You are currently viewing The Power of compounding: Why Investing Early Can Make All the Difference

The Power of compounding: Why Investing Early Can Make All the Difference

Let’s start today’s blog with a story. You must have heard the Chessboard legend where a chess game that began with 2 grains of rice ended with the king selling his kingdom. In the game the number of grains of rice doubled with each square leading to a number which was unfathomable to the king. Just as the king underestimated the power of compounding so do we in our lives.

“Compound interest is the eighth wonder of the world. He, who understands it, earns it … he who doesn’t … pays it.” – Albert Einstein”

The story of the chessboard legend is a powerful illustration of the concept of compounding, which can be applied to investing money. Just like the number of grains of rice on the chessboard doubled with each square, investment returns can compound exponentially over time, allowing investors to reap the benefits of both their original investment and the returns it generates.

Let us understand how compounding can work in Investing. In the formula of Compound returns, A=P (1+R) t, T the time is the real hero. By starting early, investing regularly, and reinvesting dividends and returns, investors can build wealth over time through the power of compounding. Compounding can work exponentially ONLY when you have time by your side, so the magic lies in T, the time.

The question that naturally comes to mind is HOW to increase the T and make the most of it? The answer lies in the question itself. T can be increased by starting investments early. Starting your investment journey at an early age is one of the most powerful decisions you can make for your financial future.

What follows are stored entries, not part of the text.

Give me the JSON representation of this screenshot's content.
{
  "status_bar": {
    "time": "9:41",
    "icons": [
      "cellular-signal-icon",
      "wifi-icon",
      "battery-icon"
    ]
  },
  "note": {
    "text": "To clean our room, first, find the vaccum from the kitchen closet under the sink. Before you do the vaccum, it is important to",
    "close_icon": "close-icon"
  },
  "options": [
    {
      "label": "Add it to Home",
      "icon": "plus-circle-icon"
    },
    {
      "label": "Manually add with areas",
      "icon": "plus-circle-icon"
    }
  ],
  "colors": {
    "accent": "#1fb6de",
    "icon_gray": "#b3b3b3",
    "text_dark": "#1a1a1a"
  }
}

However, one of the most common mistakes that people make is delaying their investment plans, thinking that they have plenty of time to start investing. But in reality, time is the most important factor when it comes to investing. The earlier you start, the more time you have for your investments to grow and compound. The sooner you start investing, the more time you have, to take advantage of the power of compounding.
Let’s take a look at Indian Stock Market as an example. The Indian stock market has seen tremendous growth over the past few decades. If you see the below chart you realize that NIFTY 50 has given approx 62times returns since its inception with a CAGR of 13.4%. (Data reference from Fundsindia). If someone had invested Rs. 1,00,000 in 1990 , it would have become Rs.62,00,000 now.

Let us have a look at below chart which shows the number of times money multiplied in Indian Equity markets in last few years. Taking example of BSE Sensex, we can see by staying invested in Equity Market for 15 years, the money multiplied by 4.6 times, whereas just by staying invested for 5 more years the value multiplied by 25.9 times. Which means even a late start of 5 years can set you back reasonably. Hence, the best decision will always be to start NOW no matter how small the amount is.

Additionally there are few more benefits if you start investing early, and one of them is high risk appetite when you are young. Having a high risk appetite when young can be beneficial when it comes to investing early because it allows for greater potential returns over the long term. Younger people typically have a longer investment horizon, which means they have more time to ride out market fluctuations and recover from any losses that may occur.

By investing in riskier assets such as stocks, young investors can potentially earn higher returns than they would with more conservative investments like bonds or savings accounts. This can help them build wealth and reach their financial goals faster.

Time in the Market vs. Timing the Market

Time in the market” refers to the idea of staying invested in the market for a long period of time, regardless of short-term fluctuations. This strategy relies on the power of compounding returns over time; where reinvesting your gains can help your investments grow exponentially. On the other hand, “timing the market” refers to the practice of trying to predict when the market is going to rise or fall, with the goal of buying low and selling high. It is always better to have a longer time in the market to actually timing the market as requires time and expertise in the field.


In conclusion, the power of investing early cannot be overstated. By starting to invest even small amounts as soon as possible, you can harness the power of compounding to create a substantial portfolio over time. Waiting for more money to come may seem like a reasonable approach, but it is a mistake that could cost you dearly in the long run. So, take action now and start investing, no matter how small the amount. Remember, even the tiniest seed can grow into a mighty tree with time and patience. The power to create wealth is within your reach – seize it today and watch your investments grow into a bountiful harvest tomorrow.